Comparison of the toxicities of cisplatin and a new cisplatin-procaine complex to rat renal cortical slices.

1. Procaine has previously been shown to diminish the nephrotoxicity of cisplatin and the nephrotoxic effects of cisplatin and a new cisplatin complex (cis-diamminechloro-[2-(diethylamino) ethyl-4-aminobenzoate, N4]-chlorideplatinum (II) monohydrochloride monohydrate; DPR), that contains procaine hydrochloride were compared with rat renal cortical slices. 2. Cisplatin at 1 mM caused toxicity to the slices, as shown by an increase in the leakage of aspartate aminotransferase and lactate dehydrogenase from the slices into the incubation medium and a decrease in the reduction of a tetrazolium dye (MTT assay). Addition of procaine (1 mM) protected against cisplatin-induced toxicity.

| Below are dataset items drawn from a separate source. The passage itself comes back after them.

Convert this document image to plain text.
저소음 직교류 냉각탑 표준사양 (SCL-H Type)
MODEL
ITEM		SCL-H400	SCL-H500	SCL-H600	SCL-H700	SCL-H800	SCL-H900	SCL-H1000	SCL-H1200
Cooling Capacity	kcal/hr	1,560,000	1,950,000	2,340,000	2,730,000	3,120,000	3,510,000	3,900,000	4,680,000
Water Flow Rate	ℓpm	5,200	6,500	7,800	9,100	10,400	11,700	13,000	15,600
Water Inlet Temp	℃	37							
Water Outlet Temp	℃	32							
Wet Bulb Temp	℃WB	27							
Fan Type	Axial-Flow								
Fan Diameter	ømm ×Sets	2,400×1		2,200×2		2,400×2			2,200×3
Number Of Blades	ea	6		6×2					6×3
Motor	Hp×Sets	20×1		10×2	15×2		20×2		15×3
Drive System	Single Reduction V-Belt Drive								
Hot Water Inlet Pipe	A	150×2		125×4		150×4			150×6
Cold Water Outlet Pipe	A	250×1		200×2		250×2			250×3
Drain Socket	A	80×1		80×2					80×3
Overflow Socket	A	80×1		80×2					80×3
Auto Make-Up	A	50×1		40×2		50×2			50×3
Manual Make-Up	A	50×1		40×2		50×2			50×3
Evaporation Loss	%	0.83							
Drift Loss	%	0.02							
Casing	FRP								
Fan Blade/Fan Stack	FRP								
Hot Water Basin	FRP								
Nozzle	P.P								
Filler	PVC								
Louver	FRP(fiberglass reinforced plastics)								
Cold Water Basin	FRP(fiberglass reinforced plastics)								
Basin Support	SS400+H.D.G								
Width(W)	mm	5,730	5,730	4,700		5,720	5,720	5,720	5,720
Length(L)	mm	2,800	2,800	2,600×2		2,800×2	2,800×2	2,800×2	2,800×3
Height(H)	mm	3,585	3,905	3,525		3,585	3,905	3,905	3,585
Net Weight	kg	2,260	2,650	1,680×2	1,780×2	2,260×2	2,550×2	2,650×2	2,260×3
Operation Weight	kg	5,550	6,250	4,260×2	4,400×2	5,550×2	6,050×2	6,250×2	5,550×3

DPR either at 1 mM or at 4 mM had no effect either on the enzyme leakage or MTT reduction by the renal slices, but DPR at 10 mM produced a similar magnitude of enzyme leakage to cisplatin (1 mM). 3. DPR lowered the concentration of ATP and glutathione (GSH) in the slices but was less potent than cisplatin. Thiobarbituric acid reactive substances, indicators of lipid peroxidation, released into the medium were increased by the highest concentration of DPR (10 mM), which suggests that DPR has the potential to cause oxidative stress. 4. The results suggest that DPR was far less toxic than either cisplatin alone or a mixture of cisplatin and procaine.